“Have they presented a demand?”
“No, signore. It came about in this way at the Ticinese Gate mill: Every Tuesday I make a visit of inspection there. I arrived as usual at 8 o’clock this morning. In the weaving department I noted a strange, brazen-faced fellow going from loom to loom distributing leaflets. I guessed that he was up to some mischief. Quietly I got a look at one of the circulars and saw that the rascal was sowing socialism in our own ground—under our noses, in truth.”
“What was in the circular?”
“Oh, it was a seditious, scurrilous, shameful thing. The heading of it was ‘To the Golden Geese,’ and it asked them how much longer they were going to lay golden eggs for Tarsis and his gang of conspirators against the poor. Tarsis and his gang! Those were the words, signore! Anarchism, rank anarchism!”
“And then?” Tarsis asked, glancing up while Ulrich paused for breath.
“I had the fellow arrested, of course. But not a word of protest had I uttered before. Ha! They all thought I was afraid to speak. While he was distributing the papers I telephoned to the Questura of Police. Quickly two Civil Guards came and nabbed him. Then what happened? Red Errico, foreman of a group of the weavers, began to cry out against me. He called me a slave, a tyrant, a jackal, all in the same breath. Think of it, signore. What ingratitude! You yourself will remember that it was I who appeared before the Board of Directors and asked that the wages of the children be advanced from twelve to fifteen soldi a day. And now they call me tyrant! The whole crew of them did it, and to my teeth, signore, to my teeth!”
“And then?” asked Tarsis.
“The ringleader and the men near him began squawking like geese and hissing. The whole room took it up. Red Errico started a cry of ‘No more golden eggs for Tarsis and his gang!’ and joining in this every man left his loom and made for the door. Most of them did not wait to stop their machines.
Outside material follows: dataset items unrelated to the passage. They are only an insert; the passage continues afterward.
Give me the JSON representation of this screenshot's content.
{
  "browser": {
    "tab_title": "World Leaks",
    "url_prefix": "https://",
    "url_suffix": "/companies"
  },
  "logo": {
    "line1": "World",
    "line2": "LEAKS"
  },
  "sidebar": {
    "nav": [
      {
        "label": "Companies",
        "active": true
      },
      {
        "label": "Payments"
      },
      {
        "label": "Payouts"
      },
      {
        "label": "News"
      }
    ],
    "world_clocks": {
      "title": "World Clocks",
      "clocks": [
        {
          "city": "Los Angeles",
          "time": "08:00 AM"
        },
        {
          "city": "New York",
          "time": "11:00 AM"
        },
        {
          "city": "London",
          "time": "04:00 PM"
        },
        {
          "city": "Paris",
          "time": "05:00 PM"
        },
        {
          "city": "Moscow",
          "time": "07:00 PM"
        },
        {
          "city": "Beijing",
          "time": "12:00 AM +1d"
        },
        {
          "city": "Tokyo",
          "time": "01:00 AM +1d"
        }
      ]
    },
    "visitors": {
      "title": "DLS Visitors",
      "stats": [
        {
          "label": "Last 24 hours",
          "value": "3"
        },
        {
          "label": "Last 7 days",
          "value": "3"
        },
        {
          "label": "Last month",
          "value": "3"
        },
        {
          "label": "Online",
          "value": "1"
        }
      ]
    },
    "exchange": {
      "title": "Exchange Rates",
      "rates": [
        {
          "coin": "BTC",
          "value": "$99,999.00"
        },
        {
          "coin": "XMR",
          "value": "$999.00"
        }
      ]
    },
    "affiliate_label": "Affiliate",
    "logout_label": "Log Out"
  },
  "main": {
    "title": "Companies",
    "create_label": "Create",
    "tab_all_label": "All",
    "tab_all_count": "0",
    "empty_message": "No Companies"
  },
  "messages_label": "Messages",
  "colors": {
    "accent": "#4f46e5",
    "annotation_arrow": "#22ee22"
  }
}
They rushed down-stairs and at each floor called to the others to follow. Every man, woman, and child of them ran pell-mell into the yard as if the mill were on fire. All the time they hissed and shouted, ‘No more golden eggs!’ The rabble of the quarter came up, joined the strikers, and before I knew it every window was smashed. It was a taste of what we may expect from that man Forza’s preaching.”
Signor Ulrich perceived, not without a feeling of triumph, that his recital had moved Tarsis at last.
“I have heard enough!” he exclaimed, springing to his feet. “The Government is to blame. It has been too soft with these Parliamentary mischief-makers. As to the strike,” he went on, “come to me to-morrow, and I shall have some plan. Should the unions send a committee meantime, refuse them audience. Until to-morrow, then, Signor Ulrich.”